Department of the Legislative Assembly, Northern Territory Government

Mr BAILEY - 1999-04-27

Last week, the Chief Minister told this Assembly that mandatory sentencing was not put in place to reduce crime. Could you please expand on your observation?

ANSWER

Mr Speaker, I wouldn’t have thought there was anything to expand on. If you refer to the second reading speech that I gave in this House as the Attorney-General at the time, from my recollection, it referred particularly to that situation. That is that mandatory sentencing was designed to fix the pendulum. It was designed to punish offenders. It was designed to punish offenders so that the victims, who are not getting adequate compensation and plain justice in this government’s opinion through the court, would have that delivered through legislation which imposed that mandatory sentencing on those people who broke into people’s homes, abused their property and all those sorts of things which are an abuse of people’s personal treasures.
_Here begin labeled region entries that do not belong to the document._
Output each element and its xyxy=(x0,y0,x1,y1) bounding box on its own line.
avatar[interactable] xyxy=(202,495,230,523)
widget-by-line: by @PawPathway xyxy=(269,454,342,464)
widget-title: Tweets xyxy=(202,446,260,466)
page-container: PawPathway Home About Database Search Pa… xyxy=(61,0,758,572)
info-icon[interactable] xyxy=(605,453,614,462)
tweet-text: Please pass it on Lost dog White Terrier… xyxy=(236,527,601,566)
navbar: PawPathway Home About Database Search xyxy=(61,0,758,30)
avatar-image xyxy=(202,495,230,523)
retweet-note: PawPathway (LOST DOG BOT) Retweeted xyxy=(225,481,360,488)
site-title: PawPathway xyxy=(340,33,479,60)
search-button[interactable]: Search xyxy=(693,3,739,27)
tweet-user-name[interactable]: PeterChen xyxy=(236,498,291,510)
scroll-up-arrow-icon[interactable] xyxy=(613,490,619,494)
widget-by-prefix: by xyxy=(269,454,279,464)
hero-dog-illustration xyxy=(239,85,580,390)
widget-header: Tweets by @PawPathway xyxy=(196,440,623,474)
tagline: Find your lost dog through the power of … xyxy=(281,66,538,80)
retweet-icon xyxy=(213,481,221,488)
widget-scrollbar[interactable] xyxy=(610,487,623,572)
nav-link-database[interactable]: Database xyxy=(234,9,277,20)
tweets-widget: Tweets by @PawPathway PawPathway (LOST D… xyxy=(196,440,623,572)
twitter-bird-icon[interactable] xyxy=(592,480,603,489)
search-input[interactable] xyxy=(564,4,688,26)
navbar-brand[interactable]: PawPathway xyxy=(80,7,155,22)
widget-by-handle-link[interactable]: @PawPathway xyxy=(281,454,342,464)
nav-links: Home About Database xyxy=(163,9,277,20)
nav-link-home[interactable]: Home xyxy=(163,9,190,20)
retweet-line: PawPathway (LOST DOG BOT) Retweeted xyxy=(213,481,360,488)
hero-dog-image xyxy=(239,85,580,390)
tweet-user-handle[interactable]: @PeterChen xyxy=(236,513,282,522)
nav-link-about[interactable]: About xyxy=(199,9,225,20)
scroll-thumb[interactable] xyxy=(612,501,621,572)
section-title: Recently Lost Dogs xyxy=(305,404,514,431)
That was the reason mandatory sentencing was brought in - to punish offenders.

Now, if it has a peripheral effect of reducing crime, well and good. But don’t ever be mistaken that this government set out to reduce crime...

Members interjecting.

Mr SPEAKER: Order!

Mr BURKE: … by introducing mandatory sentencing. We introduced mandatory sentencing to punish offenders, and in due course, if the level of crime is reduced, that will be a secondary benefit.